Shen Tong explica como seu pai, um funcionário do governo municipal de Pequim, foi pressionado a espionar o próprio filho. No que era claramente uma troca dolorosa, o pai disse a sua mãe: “Eu sempre fiz o que o Partido Comunista me pediu, mas eu nunca trairei o meu filho.”
Amnésia forçada
O espírito humano, o anseio pela verdade e a resistência aos piores instintos do regime prevaleceram, apesar de todos os esforços do Partido Comunista Chinês. Outro livro, The People’s Republic of Amnesia (“República Popular da Amnésia”, tradução livre), escrito por Louisa Lim, uma ex-correspondente da NPR, é dedicado a explorar precisamente essa tentativa.
Lim tem viajado por toda a China, Taiwan e Hong Kong, recolhendo uma série de histórias esclarecedoras acerca das pessoas envolvidas no movimento de protesto e no massacre. Seu tema principal é a forma como o Partido apagou a história real e forçou a amnésia na população. Os mesmos métodos de pressão e controle social discutidos pela sra. He reaparecem aqui – é a moeda forte do Partido Comunista e há apenas algumas pessoas corajosas que estão dispostas a colocar os ideais acima das preocupações práticas e lutar contra o esquecimento.
Lim, no início do livro, faz um relato através dos olhos de Chen Guang, um dos soldados do interior da China, que esteve presente na supressão e limpeza na Praça da Paz Celestial. Seu batalhão foi sorrateiramente introduzido na capital em trajes civis. Eles deslocaram metralhadoras e munição até o Grande Salão do Povo antes de mudarem para trajes militares e dispararem contra os alunos esperançosos.
Chen portava apenas uma câmera, nunca uma arma, disse ele. Ele e seus camaradas “não sabia quantos milhares de trabalhadores, inclusivo dos ministérios do governo, haviam se juntado as manifestações”, escreve Lim. “Eles não sabiam que havia divisionismo no mais alto escalão do governo sobre como lidar com os protestos… E eles não sabiam, ainda, que eles próprios estavam prestes a se tornar peões num jogo político pelo poder supremo.”
Outros detalhes que Lim desenterra incluem a recusa de um alto comandante militar de participar na repressão e o medo profundo de que houvesse um motim inclusive entre as tropas.

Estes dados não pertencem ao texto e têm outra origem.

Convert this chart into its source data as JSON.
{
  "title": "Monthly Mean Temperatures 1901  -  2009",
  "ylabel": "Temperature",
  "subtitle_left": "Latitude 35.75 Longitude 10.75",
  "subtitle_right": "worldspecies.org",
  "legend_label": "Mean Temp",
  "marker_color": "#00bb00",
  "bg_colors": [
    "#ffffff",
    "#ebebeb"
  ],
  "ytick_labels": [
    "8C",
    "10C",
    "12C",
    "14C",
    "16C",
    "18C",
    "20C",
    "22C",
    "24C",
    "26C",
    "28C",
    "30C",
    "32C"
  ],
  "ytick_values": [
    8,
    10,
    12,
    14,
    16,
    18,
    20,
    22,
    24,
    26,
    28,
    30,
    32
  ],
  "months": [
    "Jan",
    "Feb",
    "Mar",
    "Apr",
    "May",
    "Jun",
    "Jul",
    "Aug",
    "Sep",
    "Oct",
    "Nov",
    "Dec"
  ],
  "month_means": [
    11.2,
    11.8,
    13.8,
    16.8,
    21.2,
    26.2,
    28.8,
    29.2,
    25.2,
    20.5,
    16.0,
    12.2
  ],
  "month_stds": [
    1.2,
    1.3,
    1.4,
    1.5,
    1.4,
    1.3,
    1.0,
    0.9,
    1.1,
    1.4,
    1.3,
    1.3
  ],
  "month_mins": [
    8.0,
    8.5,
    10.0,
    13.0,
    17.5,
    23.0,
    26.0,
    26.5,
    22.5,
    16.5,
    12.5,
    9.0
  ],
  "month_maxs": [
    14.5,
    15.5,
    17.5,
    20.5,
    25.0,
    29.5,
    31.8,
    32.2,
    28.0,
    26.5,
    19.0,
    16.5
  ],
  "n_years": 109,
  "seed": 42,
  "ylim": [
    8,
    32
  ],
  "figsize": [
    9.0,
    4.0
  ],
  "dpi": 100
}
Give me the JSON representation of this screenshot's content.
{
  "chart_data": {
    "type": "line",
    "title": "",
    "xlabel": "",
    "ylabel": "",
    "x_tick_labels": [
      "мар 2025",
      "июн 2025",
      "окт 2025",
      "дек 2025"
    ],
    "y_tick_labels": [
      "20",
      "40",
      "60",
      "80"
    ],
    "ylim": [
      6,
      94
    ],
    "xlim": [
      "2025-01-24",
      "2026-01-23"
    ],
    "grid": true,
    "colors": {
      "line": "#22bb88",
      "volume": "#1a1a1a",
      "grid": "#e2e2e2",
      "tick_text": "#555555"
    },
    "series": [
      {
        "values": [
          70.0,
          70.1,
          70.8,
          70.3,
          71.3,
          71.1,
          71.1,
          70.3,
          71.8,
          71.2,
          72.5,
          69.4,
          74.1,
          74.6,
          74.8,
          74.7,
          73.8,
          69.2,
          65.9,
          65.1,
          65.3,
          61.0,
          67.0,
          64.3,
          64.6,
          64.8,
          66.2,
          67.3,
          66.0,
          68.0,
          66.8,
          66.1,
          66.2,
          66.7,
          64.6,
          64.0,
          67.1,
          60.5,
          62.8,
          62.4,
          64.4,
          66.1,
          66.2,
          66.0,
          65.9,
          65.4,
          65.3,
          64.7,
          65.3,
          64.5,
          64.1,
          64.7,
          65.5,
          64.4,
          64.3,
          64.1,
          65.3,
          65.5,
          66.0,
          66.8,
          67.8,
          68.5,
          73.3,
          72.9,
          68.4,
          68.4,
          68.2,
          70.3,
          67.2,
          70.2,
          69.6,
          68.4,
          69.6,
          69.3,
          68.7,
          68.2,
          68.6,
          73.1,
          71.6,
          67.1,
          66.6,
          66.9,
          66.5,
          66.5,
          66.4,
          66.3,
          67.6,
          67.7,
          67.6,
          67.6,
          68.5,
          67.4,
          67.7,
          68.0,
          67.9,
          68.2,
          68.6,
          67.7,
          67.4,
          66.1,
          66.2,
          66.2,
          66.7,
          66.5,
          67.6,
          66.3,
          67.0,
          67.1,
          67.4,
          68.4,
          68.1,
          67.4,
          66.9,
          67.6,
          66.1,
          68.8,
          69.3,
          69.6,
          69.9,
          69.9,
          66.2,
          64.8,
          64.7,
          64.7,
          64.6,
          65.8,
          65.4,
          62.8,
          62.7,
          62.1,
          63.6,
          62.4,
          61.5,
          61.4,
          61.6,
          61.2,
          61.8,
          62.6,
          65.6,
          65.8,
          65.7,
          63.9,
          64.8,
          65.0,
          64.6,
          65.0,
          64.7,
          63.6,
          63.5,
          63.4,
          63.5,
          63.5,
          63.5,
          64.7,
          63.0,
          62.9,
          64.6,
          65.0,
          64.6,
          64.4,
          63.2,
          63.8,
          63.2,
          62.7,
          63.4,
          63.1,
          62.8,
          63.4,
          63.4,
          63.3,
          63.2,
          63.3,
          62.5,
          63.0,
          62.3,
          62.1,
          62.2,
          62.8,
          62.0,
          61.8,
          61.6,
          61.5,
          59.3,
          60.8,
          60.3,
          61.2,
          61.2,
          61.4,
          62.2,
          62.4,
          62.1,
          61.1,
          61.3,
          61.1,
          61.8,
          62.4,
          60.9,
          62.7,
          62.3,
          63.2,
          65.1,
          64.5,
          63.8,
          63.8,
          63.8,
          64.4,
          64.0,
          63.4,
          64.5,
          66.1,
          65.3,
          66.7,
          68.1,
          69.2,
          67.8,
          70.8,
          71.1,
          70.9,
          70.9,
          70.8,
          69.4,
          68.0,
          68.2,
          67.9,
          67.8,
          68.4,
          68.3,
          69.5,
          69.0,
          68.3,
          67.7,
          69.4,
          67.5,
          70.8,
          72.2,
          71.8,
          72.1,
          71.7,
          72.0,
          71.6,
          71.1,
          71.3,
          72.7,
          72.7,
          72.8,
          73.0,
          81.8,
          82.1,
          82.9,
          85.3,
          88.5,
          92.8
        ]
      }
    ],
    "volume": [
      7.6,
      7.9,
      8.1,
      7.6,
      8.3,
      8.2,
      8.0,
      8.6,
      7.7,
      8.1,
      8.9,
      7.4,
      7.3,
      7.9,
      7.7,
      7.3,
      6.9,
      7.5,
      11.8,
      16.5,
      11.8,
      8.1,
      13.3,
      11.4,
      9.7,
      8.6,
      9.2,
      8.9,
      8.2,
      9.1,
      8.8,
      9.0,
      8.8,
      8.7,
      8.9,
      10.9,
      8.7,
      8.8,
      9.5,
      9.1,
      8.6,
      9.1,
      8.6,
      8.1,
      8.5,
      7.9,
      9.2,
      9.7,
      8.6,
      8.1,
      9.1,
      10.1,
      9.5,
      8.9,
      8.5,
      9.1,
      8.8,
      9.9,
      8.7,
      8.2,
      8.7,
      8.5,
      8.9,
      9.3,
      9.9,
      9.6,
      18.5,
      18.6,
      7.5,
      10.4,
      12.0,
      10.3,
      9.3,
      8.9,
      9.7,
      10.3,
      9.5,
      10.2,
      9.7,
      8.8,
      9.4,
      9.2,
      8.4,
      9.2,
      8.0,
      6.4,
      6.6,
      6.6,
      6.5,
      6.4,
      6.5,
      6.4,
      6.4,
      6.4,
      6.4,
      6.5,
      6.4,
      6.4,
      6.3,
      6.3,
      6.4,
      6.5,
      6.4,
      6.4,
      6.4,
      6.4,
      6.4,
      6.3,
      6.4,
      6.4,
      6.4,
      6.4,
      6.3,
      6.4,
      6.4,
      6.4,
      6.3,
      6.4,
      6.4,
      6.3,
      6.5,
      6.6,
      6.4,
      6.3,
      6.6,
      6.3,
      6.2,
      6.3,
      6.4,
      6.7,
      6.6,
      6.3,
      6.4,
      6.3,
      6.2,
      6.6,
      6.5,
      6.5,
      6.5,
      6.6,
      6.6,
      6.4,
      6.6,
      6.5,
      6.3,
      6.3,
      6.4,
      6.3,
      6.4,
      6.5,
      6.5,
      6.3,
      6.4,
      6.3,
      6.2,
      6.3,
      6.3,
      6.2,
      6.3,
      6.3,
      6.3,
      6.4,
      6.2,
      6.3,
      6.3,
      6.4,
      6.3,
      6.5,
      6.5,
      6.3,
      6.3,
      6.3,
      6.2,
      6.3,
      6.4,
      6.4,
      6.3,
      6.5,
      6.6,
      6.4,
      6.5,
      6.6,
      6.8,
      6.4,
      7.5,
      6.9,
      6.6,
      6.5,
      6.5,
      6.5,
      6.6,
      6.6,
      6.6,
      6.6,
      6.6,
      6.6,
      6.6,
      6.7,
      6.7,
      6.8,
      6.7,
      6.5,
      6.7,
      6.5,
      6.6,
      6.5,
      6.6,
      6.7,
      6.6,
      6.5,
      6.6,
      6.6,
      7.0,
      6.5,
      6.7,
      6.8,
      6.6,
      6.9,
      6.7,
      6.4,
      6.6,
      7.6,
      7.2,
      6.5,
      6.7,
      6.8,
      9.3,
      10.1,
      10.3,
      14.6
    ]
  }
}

Outras partes de seu livro, como a sra. He, lidam com os testemunhos de estudantes presentes na repressão e suas experiências posteriores. Há a figura extraordinária de Zhang Ming, por exemplo, um dos líderes estudantis. Após o massacre, Zhang começou um negócio. Mas depois de ser bem sucedido, centenas de milhões de dólares lhes foram roubados por agentes do governo que temiam que alguém como ele ficasse rico. Em seguida, ele foi jogado na prisão por sete anos. Agora, ele vive dos resquícios de seus ganhos, alimenta-se exclusivamente de leite, pois não consegue ingerir sólidos, e requer terapia constante para aliviar sua dor física, principalmente na cabeça.

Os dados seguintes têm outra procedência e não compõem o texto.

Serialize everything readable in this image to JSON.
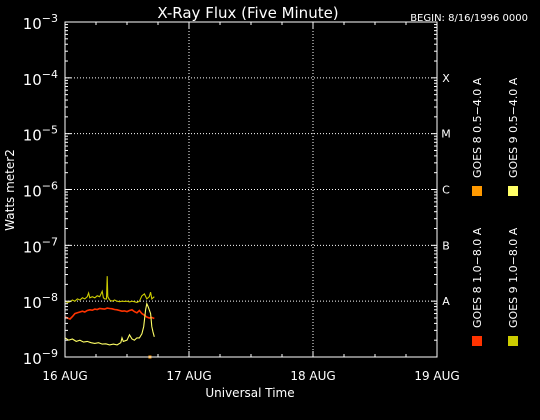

O último capítulo do livro de Lim relata outro massacre ocorrido na China em 4 de junho, na cidade de Chengdu, no Sudoeste. Lá, como em Pequim, os soldados abriram fogo contra manifestantes desarmados que se reuniram no centro da cidade. A história desse massacre, e como ela é pouco conhecida até hoje, demonstra o sucesso da campanha do Partido Comunista Chinês para reprimir e apagar todos os vestígios de seus crimes. Mas, é claro, a estratégia só funciona até que falhe.